I agree that Avro should not require MapReduce – specifically the maven POM should not cause consumers to pull MapReduce by default.
But, I think we already prevent that. The POM generated by the build specifies hadoop-core as "optional" meaning downstream projects that consume Avro won't automatically pull the Hadoop jar. Another option for similar effect is to specify the dependency scope as "provided" instead of "compile" which makes the jar available for build and test but does not bundle it. This is probably preferred for MapReduce. If a user wants to use those APIs, they have to get a copy of their own hadoop-core jar or specify the dependency themselves.

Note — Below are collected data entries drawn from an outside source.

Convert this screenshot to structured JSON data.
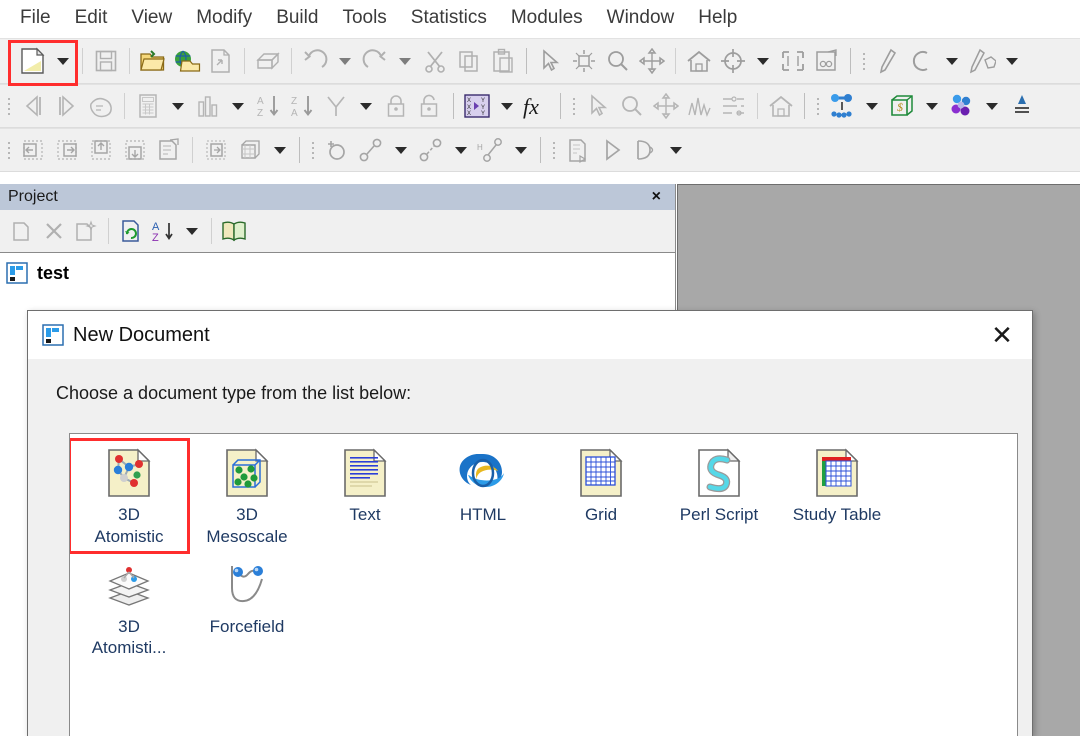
{
  "menubar": {
    "items": [
      {
        "label": "File"
      },
      {
        "label": "Edit"
      },
      {
        "label": "View"
      },
      {
        "label": "Modify"
      },
      {
        "label": "Build"
      },
      {
        "label": "Tools"
      },
      {
        "label": "Statistics"
      },
      {
        "label": "Modules"
      },
      {
        "label": "Window"
      },
      {
        "label": "Help"
      }
    ]
  },
  "toolbars": {
    "row1": [
      {
        "icon": "new-document-icon",
        "highlighted": true
      },
      {
        "icon": "new-document-dropdown-caret"
      },
      {
        "icon": "save-icon"
      },
      {
        "icon": "open-project-icon"
      },
      {
        "icon": "import-web-icon"
      },
      {
        "icon": "export-icon"
      },
      {
        "icon": "print-icon"
      },
      {
        "icon": "undo-icon"
      },
      {
        "icon": "undo-dropdown-caret"
      },
      {
        "icon": "redo-icon"
      },
      {
        "icon": "redo-dropdown-caret"
      },
      {
        "icon": "cut-icon"
      },
      {
        "icon": "copy-icon"
      },
      {
        "icon": "paste-icon"
      },
      {
        "icon": "select-arrow-icon"
      },
      {
        "icon": "rotate-icon"
      },
      {
        "icon": "zoom-icon"
      },
      {
        "icon": "pan-icon"
      },
      {
        "icon": "home-view-icon"
      },
      {
        "icon": "center-target-icon"
      },
      {
        "icon": "center-dropdown-caret"
      },
      {
        "icon": "fit-to-screen-icon"
      },
      {
        "icon": "display-style-icon"
      },
      {
        "icon": "pencil-icon"
      },
      {
        "icon": "arc-icon"
      },
      {
        "icon": "arc-dropdown-caret"
      },
      {
        "icon": "sketch-ring-icon"
      }
    ],
    "row2": [
      {
        "icon": "previous-frame-icon"
      },
      {
        "icon": "next-frame-icon"
      },
      {
        "icon": "pointer-hand-icon"
      },
      {
        "icon": "calculator-icon"
      },
      {
        "icon": "calculator-dropdown-caret"
      },
      {
        "icon": "chart-icon"
      },
      {
        "icon": "chart-dropdown-caret"
      },
      {
        "icon": "sort-ascending-icon"
      },
      {
        "icon": "sort-descending-icon"
      },
      {
        "icon": "filter-icon"
      },
      {
        "icon": "filter-dropdown-caret"
      },
      {
        "icon": "lock-icon"
      },
      {
        "icon": "unlock-icon"
      },
      {
        "icon": "xy-data-icon"
      },
      {
        "icon": "xy-data-dropdown-caret"
      },
      {
        "icon": "function-fx-icon"
      },
      {
        "icon": "select-arrow-icon"
      },
      {
        "icon": "zoom-icon"
      },
      {
        "icon": "pan-icon"
      },
      {
        "icon": "spectrum-icon"
      },
      {
        "icon": "hierarchy-icon"
      },
      {
        "icon": "home-view-icon"
      },
      {
        "icon": "bond-tool-icon"
      },
      {
        "icon": "bond-dropdown-caret"
      },
      {
        "icon": "crystal-build-icon"
      },
      {
        "icon": "crystal-dropdown-caret"
      },
      {
        "icon": "atoms-cluster-icon"
      },
      {
        "icon": "atoms-dropdown-caret"
      },
      {
        "icon": "measure-icon"
      }
    ],
    "row3": [
      {
        "icon": "insert-left-icon"
      },
      {
        "icon": "insert-right-icon"
      },
      {
        "icon": "insert-above-icon"
      },
      {
        "icon": "insert-below-icon"
      },
      {
        "icon": "properties-icon"
      },
      {
        "icon": "cell-edit-icon"
      },
      {
        "icon": "supercell-icon"
      },
      {
        "icon": "supercell-dropdown-caret"
      },
      {
        "icon": "add-atom-icon"
      },
      {
        "icon": "bond-length-icon"
      },
      {
        "icon": "bond-length-dropdown-caret"
      },
      {
        "icon": "bond-angle-icon"
      },
      {
        "icon": "bond-angle-dropdown-caret"
      },
      {
        "icon": "torsion-icon"
      },
      {
        "icon": "torsion-dropdown-caret"
      },
      {
        "icon": "script-run-icon"
      },
      {
        "icon": "play-icon"
      },
      {
        "icon": "animation-icon"
      },
      {
        "icon": "animation-dropdown-caret"
      }
    ]
  },
  "project": {
    "title": "Project",
    "close_label": "×",
    "toolbar": [
      {
        "icon": "new-folder-icon"
      },
      {
        "icon": "delete-icon"
      },
      {
        "icon": "new-item-icon"
      },
      {
        "icon": "refresh-icon"
      },
      {
        "icon": "sort-az-icon"
      },
      {
        "icon": "sort-dropdown-caret"
      },
      {
        "icon": "library-book-icon"
      }
    ],
    "tree": [
      {
        "label": "test",
        "icon": "project-icon"
      }
    ]
  },
  "dialog": {
    "title": "New Document",
    "title_icon": "project-icon",
    "close_label": "✕",
    "prompt": "Choose a document type from the list below:",
    "items": [
      {
        "label": "3D\nAtomistic",
        "icon": "atomistic-document-icon",
        "selected": true
      },
      {
        "label": "3D\nMesoscale",
        "icon": "mesoscale-document-icon",
        "selected": false
      },
      {
        "label": "Text",
        "icon": "text-document-icon",
        "selected": false
      },
      {
        "label": "HTML",
        "icon": "html-document-icon",
        "selected": false
      },
      {
        "label": "Grid",
        "icon": "grid-document-icon",
        "selected": false
      },
      {
        "label": "Perl Script",
        "icon": "perl-script-document-icon",
        "selected": false
      },
      {
        "label": "Study Table",
        "icon": "study-table-document-icon",
        "selected": false
      },
      {
        "label": "3D\nAtomisti...",
        "icon": "atomistic-collection-icon",
        "selected": false
      },
      {
        "label": "Forcefield",
        "icon": "forcefield-document-icon",
        "selected": false
      }
    ]
  },
  "colors": {
    "accent_red": "#ff2d2d",
    "title_bar": "#bcc7d8",
    "toolbar_bg": "#f0f0f0",
    "mdi_bg": "#a8a8a8",
    "label_blue": "#1f3a63"
  }
}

Putting the code in Hadoop is probably a problem, unless we want to release new versions of 0.18, 0.19, 0.20, etc. Placing it in Hadoop means that changes to the Avro lower level APIs will break compatibility with the version in Hadoop. Honestly, some of those APIs are going to keep evolving and dot-releases of AVRO can break these APIs (but not encoded formats). Until these APIs are more locked down it is better to keep packages like this in the Avro project.
Going slightly off topic now:
A few other libraries Avro bundles have similar issues – optional side features should specify either "provided" or "optional" flags in the maven pom. Or, the project needs to be split up into a few jars.
probably covers the main dependency chunks. Avro-core can get away with only jackson, slf4j, and commons-lang, I think – meaning generic, and specific APIs, file formats, etc work.